UTF-16 uses two bytes per character. That means charsets for Western
languages get expanded to two bytes, one of which is always 0x00 ( end
of string is two consecutive 0x00 bytes ). That additional NULL byte
in each char makes a lot of tools interpret the string to be binary
data, not a character string.
I usually use UTF-8 in C++ and am currently using it in PHP. Not sure
how well it works in Ruby. The command line environments on my Mac and
Linux work will with UTF-8.
Everything that fits in 7-bit ASCII is represented as a single byte in
UTF8. End-of-string is always a single 0x00 byte.
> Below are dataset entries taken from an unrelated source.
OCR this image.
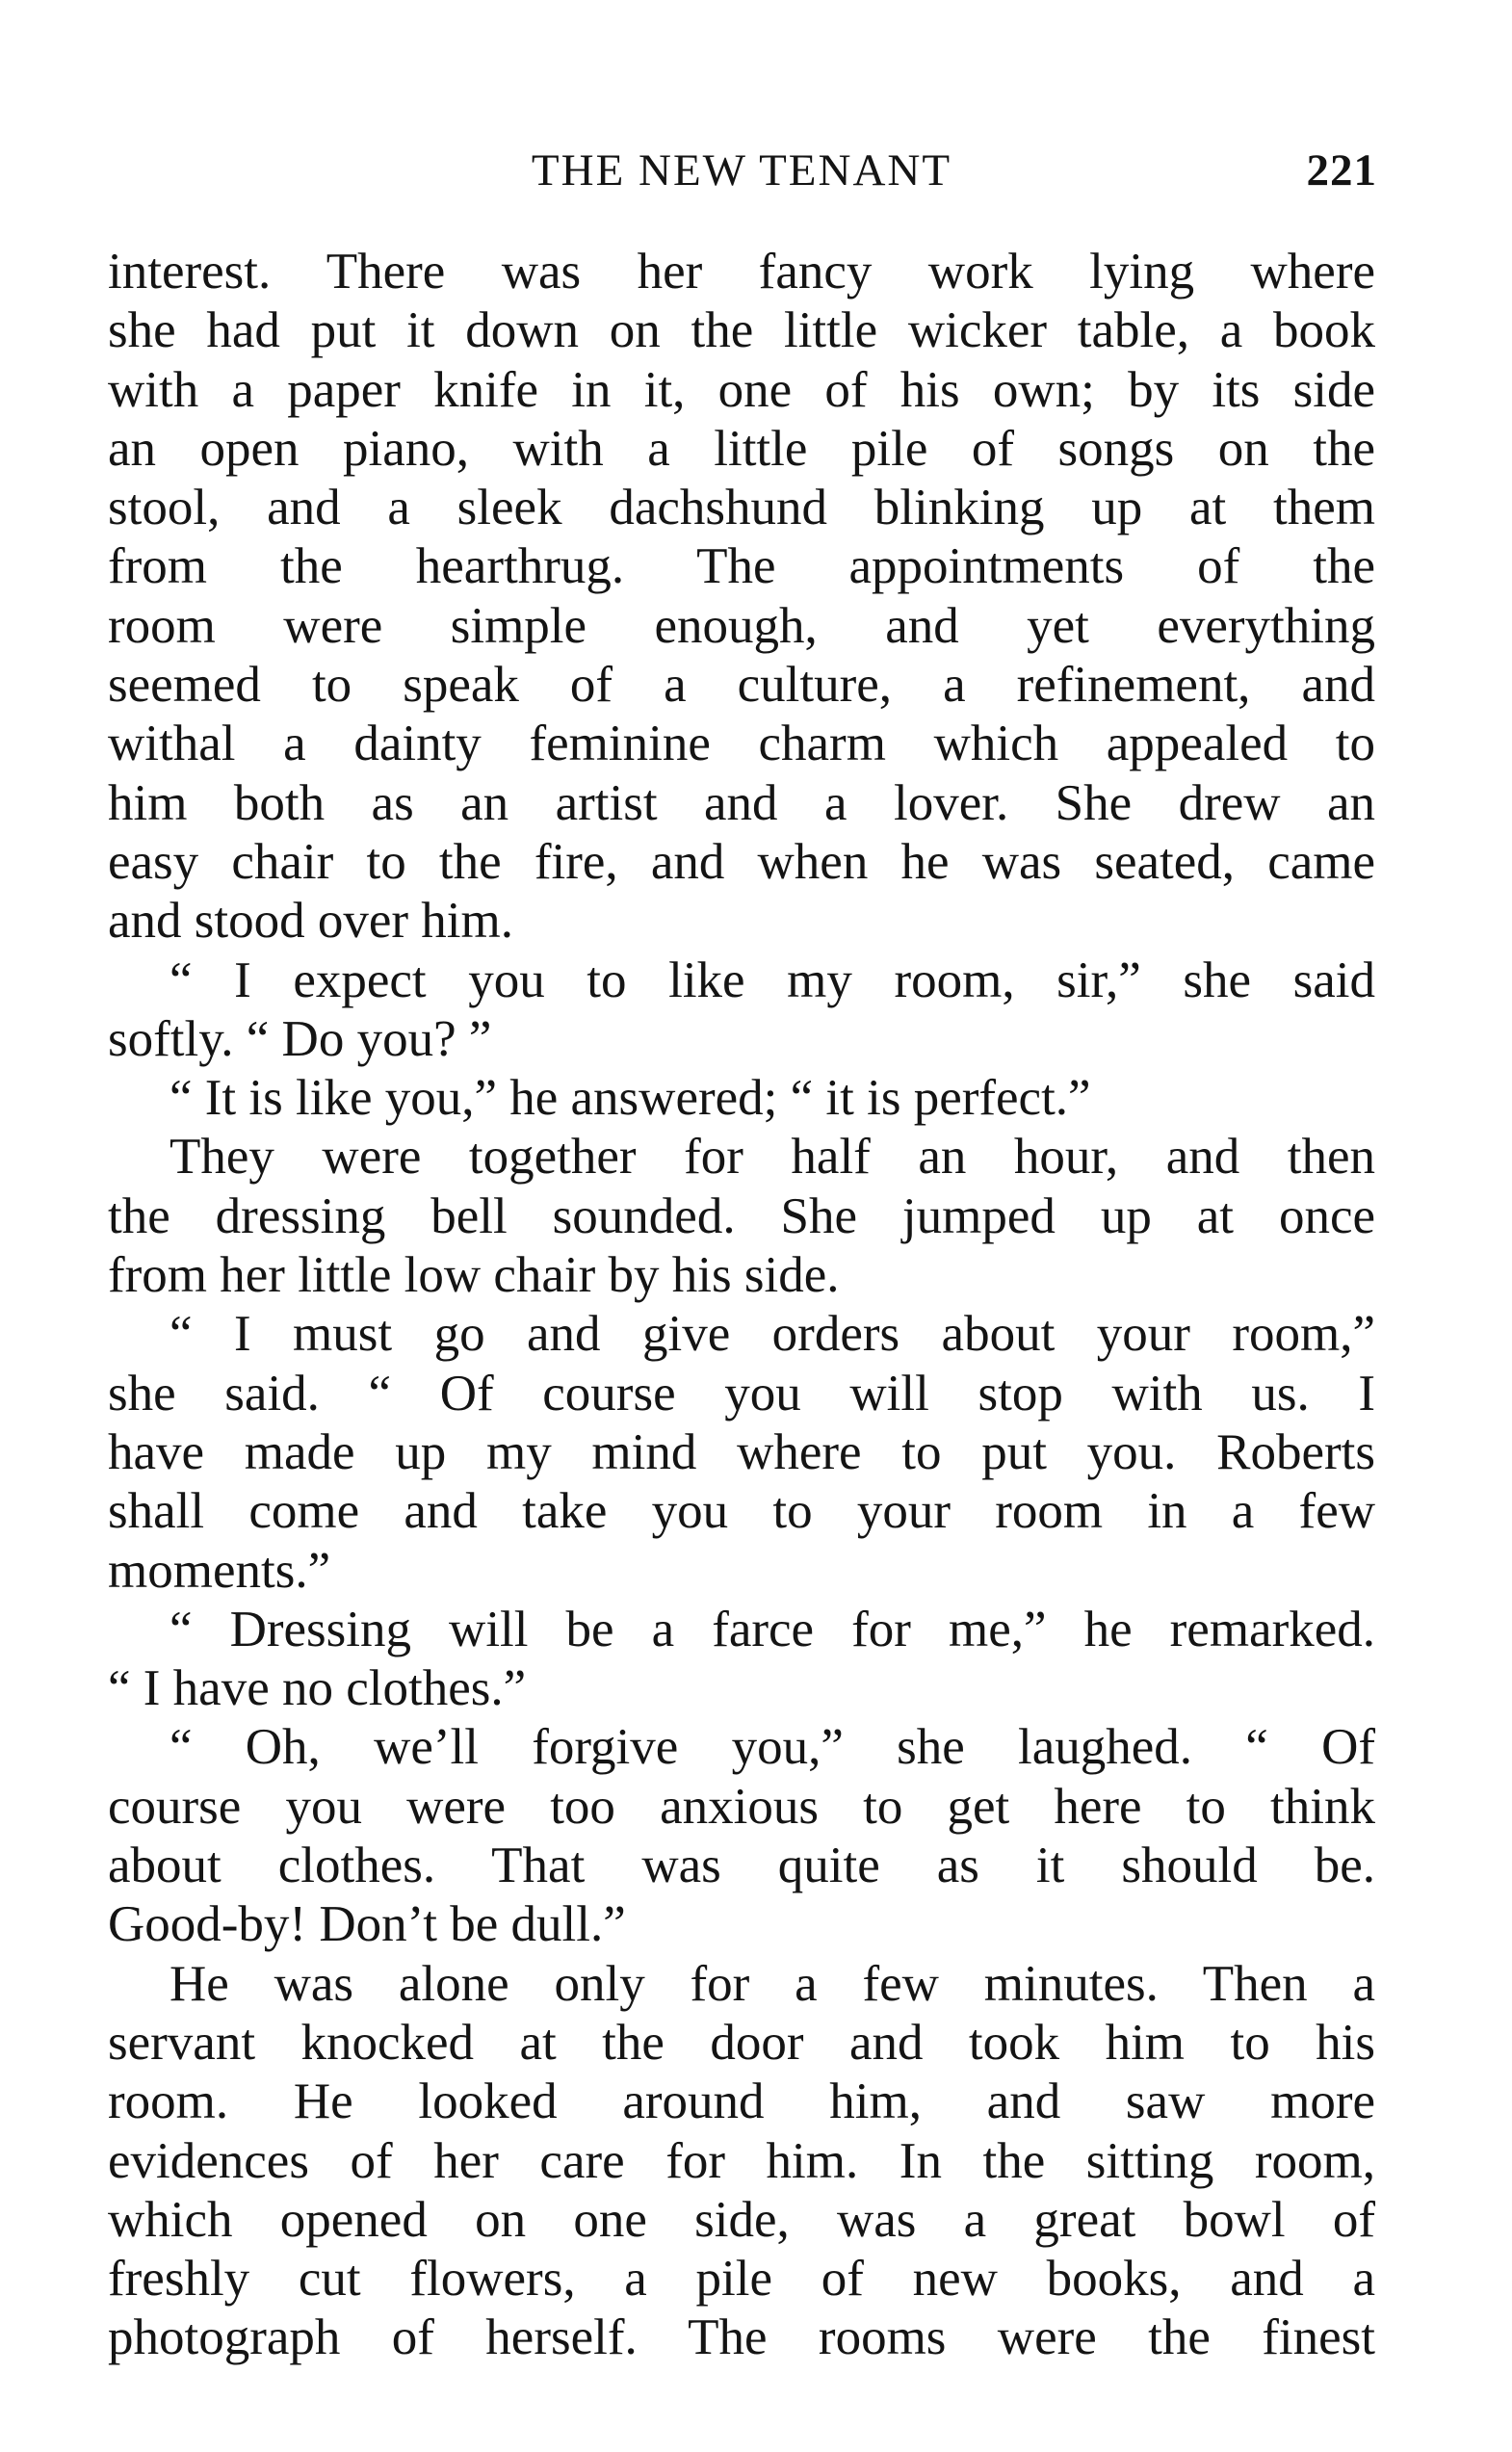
THE NEW TENANT	221
interest. There was her fancy work lying where
she had put it down on the little wicker table, a book
with a paper knife in it, one of his own; by its side
an open piano, with a little pile of songs on the
stool, and a sleek dachshund blinking up at them
from the hearthrug. The appointments of the
room were simple enough, and yet everything
seemed to speak of a culture, a refinement, and
withal a dainty feminine charm which appealed to
him both as an artist and a lover. She drew an
easy chair to the fire, and when he was seated, came
and stood over him.
“ I expect you to like my room, sir,” she said
softly. “ Do you? ”
“ It is like you,” he answered; “ it is perfect.”
They were together for half an hour, and then
the dressing bell sounded. She jumped up at once
from her little low chair by his side.
“ I must go and give orders about your room,”
she said. “ Of course you will stop with us. I
have made up my mind where to put you. Roberts
shall come and take you to your room in a few
moments.”
“ Dressing will be a farce for me,” he remarked.
“ I have no clothes.”
“ Oh, we’ll forgive you,” she laughed. “ Of
course you were too anxious to get here to think
about clothes. That was quite as it should be.
Good-by! Don’t be dull.”
He was alone only for a few minutes. Then a
servant knocked at the door and took him to his
room. He looked around him, and saw more
evidences of her care for him. In the sitting room,
which opened on one side, was a great bowl of
freshly cut flowers, a pile of new books, and a
photograph of herself. The rooms were the finest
So any string in
7-bit ASCII will have identical representation in UTF-8.
Even when UTF-8 needs to get fancy it's more backward compatible than
UTF-16. Characters > 0x7F are represented as two or more non-null
bytes, and 0x00 only appears as end-of-string.
To get those multi-byte chars into a URL you can %-escape each byte (
see 1st sentence in this note ).
UTF-8 strings of the US 7-bit ASCII will always display properly ( much
harder with UTF-16 ). If your environment is Mac then UTF-8 strings
should display nicely with most tools. Brain dead tools will at least
recognize the sequence as a string, even if they can't display it properly.
You can use iconv to convert your input encoding to UTF-8.
So...
- Find out what charset encoding you're being passed
- Invoke sth like Iconv.convert( 'ISO-8859-1', 'UTF-8' )
For a full listing of what charsets iconv supports on your system run
iconv --list at the command line.
http://www.ruby-doc.org/stdlib/libdoc/iconv/rdoc/index.html
But again,if urls are all you need, and the and the app at the other end
knows how to handle the encoding, why not just url-encode the string and
avoid the conversion?
Sincerely,
Rob 'Öll er innri maður' Mela
puts "Öll".length
prints "4" rather than 3.
There's an add-on UTF-8 library that might be useful (
http://www.rubyinside.com/ruby-gets-a-new-and-good-utf-8-library-157.html )
require ‘encoding/character/utf-8‘
str = u"hëllö"
str.length
#=> 5
str.reverse.length
#=> 5
str[/ël/]
#=> "ël"